Question

In: Economics

if the cross-price elasticity between ketchup and hamburgers is -1.2, a 4% increase in the price...

if the cross-price elasticity between ketchup and hamburgers is -1.2, a 4% increase in the price of ketchup will lead to a 4.8%:

a. increase in quantity demanded of ketchup.

b. drop in quantity demanded of hamburgers.

c. increase in quantity demanded of hamburgers.

d. drop in quantity demanded of ketchup.

Solutions

Expert Solution

When due to % change in the price of one goods leads to change in the % change in the quantity demand, it is known as the cross price elasticity demand.

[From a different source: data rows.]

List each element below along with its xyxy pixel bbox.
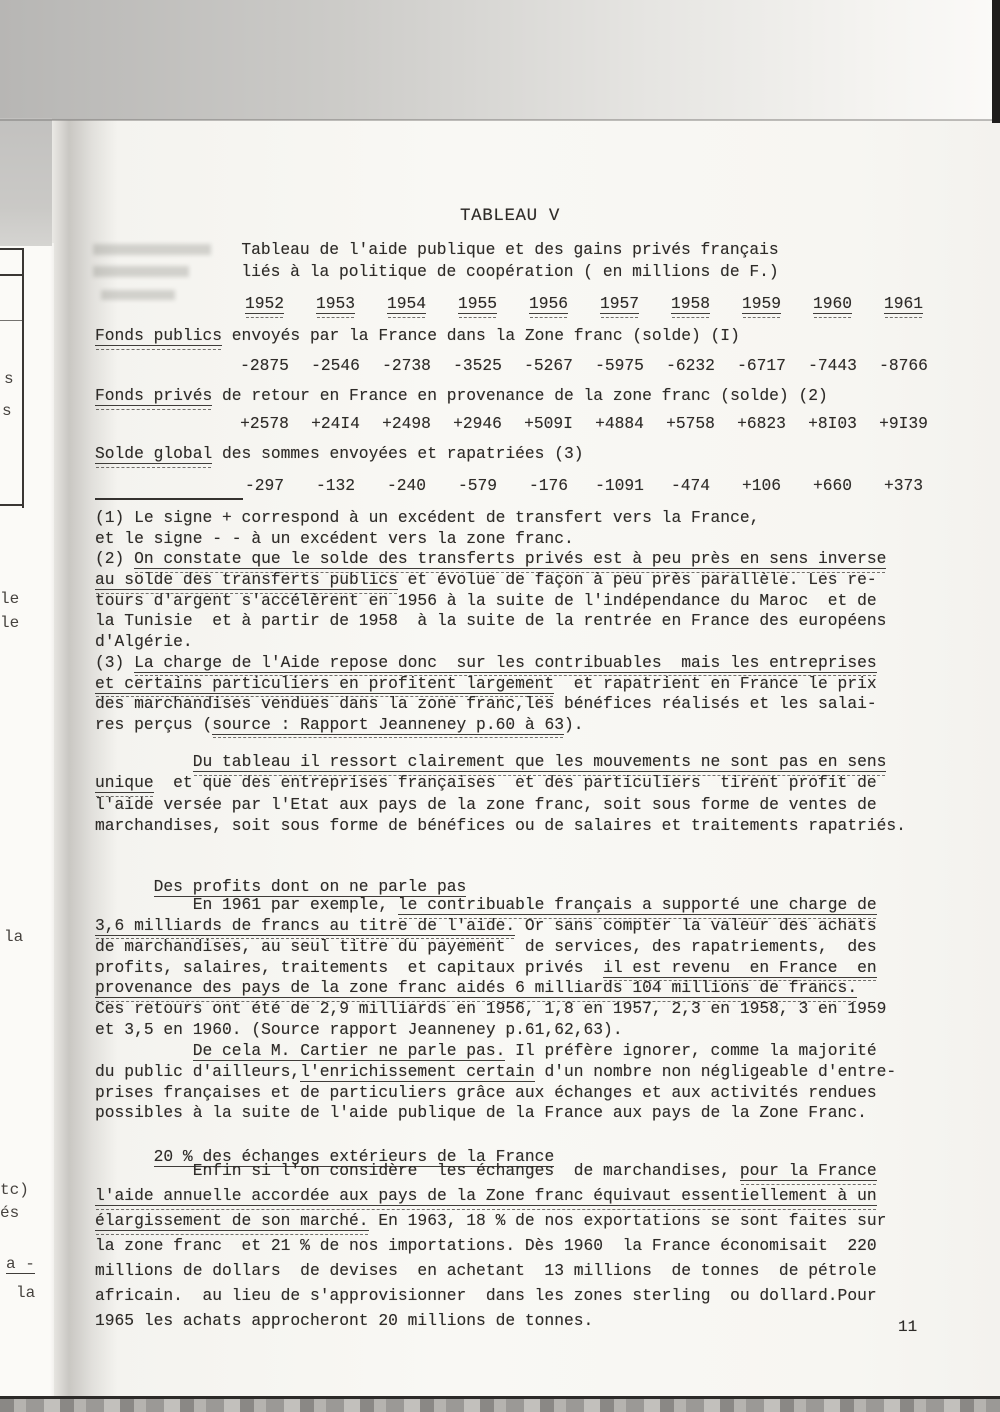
text-line: tours d'argent s'accélèrent en 1956 à la… — [95, 591, 886, 612]
text-line: (3) La charge de l'Aide repose donc sur … — [95, 653, 886, 674]
margin-text-fragment: és — [0, 1204, 19, 1222]
year-header-cell: 1952 — [229, 294, 300, 313]
text-segment: 3,6 milliards de francs au titre de l'ai… — [95, 916, 515, 936]
text-segment: De cela M. Cartier ne parle pas. — [193, 1041, 506, 1061]
text-segment: et rapatrient en France le prix — [554, 674, 876, 693]
table-value-cell: -2546 — [300, 356, 371, 375]
text-segment: millions de dollars de devises en acheta… — [95, 1261, 877, 1280]
row-label-text: Solde global — [95, 444, 212, 464]
text-line: Enfin si l'on considère les échanges de … — [95, 1161, 886, 1186]
table-value-cell: -176 — [513, 476, 584, 495]
table-value-cell: -132 — [300, 476, 371, 495]
text-segment: On constate que le solde des transferts … — [134, 549, 886, 569]
year-label: 1958 — [671, 294, 710, 314]
text-line: marchandises, soit sous forme de bénéfic… — [95, 816, 906, 837]
text-line: la Tunisie et à partir de 1958 à la suit… — [95, 611, 886, 632]
margin-text-fragment: a - — [6, 1255, 35, 1274]
scan-right-edge — [992, 0, 1000, 123]
year-label: 1960 — [813, 294, 852, 314]
table-value-cell: +2946 — [442, 414, 513, 433]
text-line: En 1961 par exemple, le contribuable fra… — [95, 895, 896, 916]
row-description: de retour en France en provenance de la … — [212, 386, 828, 405]
text-segment: le contribuable français a supporté une … — [398, 895, 877, 915]
paragraph-movements: Du tableau il ressort clairement que les… — [95, 752, 906, 837]
table-values-row: -297-132-240-579-176-1091-474+106+660+37… — [229, 476, 944, 495]
text-segment: et évolue de façon à peu près parallèle.… — [398, 570, 877, 589]
text-line: l'aide annuelle accordée aux pays de la … — [95, 1186, 886, 1211]
table-value-cell: +509I — [513, 414, 584, 433]
text-segment: du public d'ailleurs, — [95, 1062, 300, 1081]
text-segment: l'aide versée par l'Etat aux pays de la … — [95, 795, 877, 814]
text-segment: et 3,5 en 1960. (Source rapport Jeannene… — [95, 1020, 623, 1039]
text-segment: Or sans compter la valeur des achats — [515, 916, 877, 935]
text-segment: possibles à la suite de l'aide publique … — [95, 1103, 867, 1122]
year-label: 1953 — [316, 294, 355, 314]
text-line: l'aide versée par l'Etat aux pays de la … — [95, 795, 906, 816]
margin-text-fragment: le — [0, 614, 19, 632]
text-segment: profits, salaires, traitements et capita… — [95, 958, 603, 977]
text-line: profits, salaires, traitements et capita… — [95, 958, 896, 979]
text-segment: prises françaises et de particuliers grâ… — [95, 1083, 877, 1102]
text-segment: d'un nombre non négligeable d'entre- — [535, 1062, 897, 1081]
scanned-document: s s le le la tc) és a - la TABLEAU V Tab… — [0, 0, 1000, 1412]
text-segment: 1965 les achats approcheront 20 millions… — [95, 1311, 593, 1330]
text-line: possibles à la suite de l'aide publique … — [95, 1103, 896, 1124]
table-value-cell: -8766 — [868, 356, 939, 375]
year-label: 1959 — [742, 294, 781, 314]
year-header-cell: 1961 — [868, 294, 939, 313]
table-value-cell: -3525 — [442, 356, 513, 375]
row-label-text: Fonds privés — [95, 386, 212, 406]
paragraph-profits: En 1961 par exemple, le contribuable fra… — [95, 895, 896, 1124]
text-line: et 3,5 en 1960. (Source rapport Jeannene… — [95, 1020, 896, 1041]
text-segment: la zone franc et 21 % de nos importation… — [95, 1236, 877, 1255]
scan-bottom-edge — [0, 1399, 1000, 1412]
table-value-cell: -474 — [655, 476, 726, 495]
text-segment: Il préfère ignorer, comme la majorité — [505, 1041, 876, 1060]
text-line: africain. au lieu de s'approvisionner da… — [95, 1286, 886, 1311]
text-line: d'Algérie. — [95, 632, 886, 653]
year-label: 1954 — [387, 294, 426, 314]
table-value-cell: -2875 — [229, 356, 300, 375]
text-line: de marchandises, au seul titre du payeme… — [95, 937, 896, 958]
year-header-cell: 1956 — [513, 294, 584, 313]
table-subtitle: Tableau de l'aide publique et des gains … — [95, 240, 925, 283]
year-header-cell: 1959 — [726, 294, 797, 313]
text-segment — [95, 752, 193, 771]
table-value-cell: +9I39 — [868, 414, 939, 433]
table-title: TABLEAU V — [95, 206, 925, 226]
text-segment: de marchandises, au seul titre du payeme… — [95, 937, 877, 956]
text-segment: En 1961 par exemple, — [95, 895, 398, 914]
table-value-cell: +8I03 — [797, 414, 868, 433]
text-line: (1) Le signe + correspond à un excédent … — [95, 508, 886, 529]
margin-text-fragment: tc) — [0, 1181, 29, 1199]
table-value-cell: +5758 — [655, 414, 726, 433]
text-line: prises françaises et de particuliers grâ… — [95, 1083, 896, 1104]
text-line: millions de dollars de devises en acheta… — [95, 1261, 886, 1286]
text-line: res perçus (source : Rapport Jeanneney p… — [95, 715, 886, 736]
year-header-cell: 1955 — [442, 294, 513, 313]
row-description: envoyés par la France dans la Zone franc… — [222, 326, 740, 345]
margin-text-fragment: la — [4, 928, 23, 946]
text-segment: il est revenu en France en — [603, 958, 877, 978]
text-line: unique et que des entreprises françaises… — [95, 773, 906, 794]
margin-text-fragment: le — [0, 590, 19, 608]
text-line: 3,6 milliards de francs au titre de l'ai… — [95, 916, 896, 937]
year-label: 1956 — [529, 294, 568, 314]
subtitle-line: Tableau de l'aide publique et des gains … — [241, 240, 778, 262]
text-segment: élargissement de son marché. — [95, 1211, 369, 1231]
text-segment — [95, 1041, 193, 1060]
row-label-text: Fonds publics — [95, 326, 222, 346]
margin-text-fragment: s — [4, 370, 14, 388]
scanner-background-corner — [0, 118, 52, 246]
table-box-fragment — [0, 504, 24, 506]
table-value-cell: +2498 — [371, 414, 442, 433]
table-value-cell: +660 — [797, 476, 868, 495]
text-segment: africain. au lieu de s'approvisionner da… — [95, 1286, 877, 1305]
page-content: TABLEAU V Tableau de l'aide publique et … — [95, 0, 925, 1412]
year-label: 1961 — [884, 294, 923, 314]
text-segment: et que des entreprises françaises et des… — [154, 773, 877, 792]
text-line: au solde des transferts publics et évolu… — [95, 570, 886, 591]
table-value-cell: -6717 — [726, 356, 797, 375]
text-segment: pour la France — [740, 1161, 877, 1181]
subtitle-line: liés à la politique de coopération ( en … — [241, 262, 778, 284]
year-header-cell: 1957 — [584, 294, 655, 313]
table-value-cell: -240 — [371, 476, 442, 495]
year-header-cell: 1958 — [655, 294, 726, 313]
table-row-label: Fonds privés de retour en France en prov… — [95, 386, 828, 406]
table-value-cell: +373 — [868, 476, 939, 495]
text-line: De cela M. Cartier ne parle pas. Il préf… — [95, 1041, 896, 1062]
table-row-label: Fonds publics envoyés par la France dans… — [95, 326, 740, 346]
paragraph-exchanges: Enfin si l'on considère les échanges de … — [95, 1161, 886, 1336]
text-segment: source : Rapport Jeanneney p.60 à 63 — [212, 715, 564, 735]
year-label: 1952 — [245, 294, 284, 314]
text-segment: (3) — [95, 653, 134, 672]
row-description: des sommes envoyées et rapatriées (3) — [212, 444, 583, 463]
table-value-cell: -1091 — [584, 476, 655, 495]
table-box-fragment — [0, 248, 24, 250]
table-value-cell: -579 — [442, 476, 513, 495]
table-row-label: Solde global des sommes envoyées et rapa… — [95, 444, 584, 464]
text-segment: (1) Le signe + correspond à un excédent … — [95, 508, 759, 527]
margin-text-fragment: s — [2, 402, 12, 420]
year-header-cell: 1960 — [797, 294, 868, 313]
text-segment: l'enrichissement certain — [300, 1062, 535, 1082]
text-segment: Du tableau il ressort clairement que les… — [193, 752, 887, 772]
table-box-fragment — [22, 250, 24, 508]
text-segment: res perçus ( — [95, 715, 212, 734]
footnote-separator-rule — [95, 498, 243, 500]
text-segment: et certains particuliers en profitent la… — [95, 674, 554, 694]
text-segment: Enfin si l'on considère les échanges de … — [95, 1161, 740, 1180]
text-segment: l'aide annuelle accordée aux pays de la … — [95, 1186, 877, 1206]
text-segment: unique — [95, 773, 154, 793]
table-value-cell: -5975 — [584, 356, 655, 375]
text-line: et certains particuliers en profitent la… — [95, 674, 886, 695]
text-segment: des marchandises vendues dans la zone fr… — [95, 694, 877, 713]
table-box-fragment — [0, 320, 24, 321]
table-value-cell: -297 — [229, 476, 300, 495]
text-segment: tours d'argent s'accélèrent en 1956 à la… — [95, 591, 877, 610]
text-segment: au solde des transferts publics — [95, 570, 398, 590]
text-line: des marchandises vendues dans la zone fr… — [95, 694, 886, 715]
year-label: 1955 — [458, 294, 497, 314]
year-header-row: 1952195319541955195619571958195919601961 — [229, 294, 939, 313]
text-segment: provenance des pays de la zone franc aid… — [95, 978, 857, 998]
ink-smudge — [101, 290, 175, 300]
table-value-cell: +4884 — [584, 414, 655, 433]
text-line: provenance des pays de la zone franc aid… — [95, 978, 896, 999]
text-segment: la Tunisie et à partir de 1958 à la suit… — [95, 611, 886, 630]
table-value-cell: +2578 — [229, 414, 300, 433]
heading-text: Des profits dont on ne parle pas — [154, 877, 467, 897]
table-value-cell: -2738 — [371, 356, 442, 375]
year-header-cell: 1953 — [300, 294, 371, 313]
table-value-cell: -6232 — [655, 356, 726, 375]
text-line: Du tableau il ressort clairement que les… — [95, 752, 906, 773]
text-line: (2) On constate que le solde des transfe… — [95, 549, 886, 570]
text-segment: d'Algérie. — [95, 632, 193, 651]
text-line: élargissement de son marché. En 1963, 18… — [95, 1211, 886, 1236]
text-line: la zone franc et 21 % de nos importation… — [95, 1236, 886, 1261]
margin-text-fragment: la — [16, 1284, 35, 1302]
table-box-fragment — [0, 274, 24, 276]
text-segment: La charge de l'Aide repose donc sur les … — [134, 653, 877, 673]
footnotes-block: (1) Le signe + correspond à un excédent … — [95, 508, 886, 736]
text-line: du public d'ailleurs,l'enrichissement ce… — [95, 1062, 896, 1083]
text-line: et le signe - - à un excédent vers la zo… — [95, 529, 886, 550]
table-value-cell: +24I4 — [300, 414, 371, 433]
text-segment: En 1963, 18 % de nos exportations se son… — [369, 1211, 887, 1230]
table-values-row: +2578+24I4+2498+2946+509I+4884+5758+6823… — [229, 414, 944, 433]
text-line: Ces retours ont été de 2,9 milliards en … — [95, 999, 896, 1020]
year-label: 1957 — [600, 294, 639, 314]
table-value-cell: -5267 — [513, 356, 584, 375]
page-number: 11 — [898, 1318, 917, 1336]
text-segment: (2) — [95, 549, 134, 568]
year-header-cell: 1954 — [371, 294, 442, 313]
text-segment: Ces retours ont été de 2,9 milliards en … — [95, 999, 886, 1018]
table-value-cell: +106 — [726, 476, 797, 495]
table-values-row: -2875-2546-2738-3525-5267-5975-6232-6717… — [229, 356, 944, 375]
table-value-cell: +6823 — [726, 414, 797, 433]
text-segment: ). — [564, 715, 584, 734]
text-line: 1965 les achats approcheront 20 millions… — [95, 1311, 886, 1336]
text-segment: marchandises, soit sous forme de bénéfic… — [95, 816, 906, 835]
table-value-cell: -7443 — [797, 356, 868, 375]
text-segment: et le signe - - à un excédent vers la zo… — [95, 529, 574, 548]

Cross-price elasticity of demand= % change in the quantity demand/ % change in the price

When the cross-price elasticity demand sign is positive, then both goods will be substitute goods.

When the cross-price elasticity demand sign is negative, then both goods will be complementary goods.

the cross-price elasticity between ketchup and hamburgers is= -1.2

% change in the Qd / % change in price                                   =-1.2

% change in the Qd / 4%                                                           =-1.2

% change in the Qd of hamburger                                              =-1.2*4

                                                                                                     = -4.8%

It means that a 4% increase in the price of ketchup will lead to a 4.8% drop in quantity demanded of hamburgers.

Hence option second is the correct answer.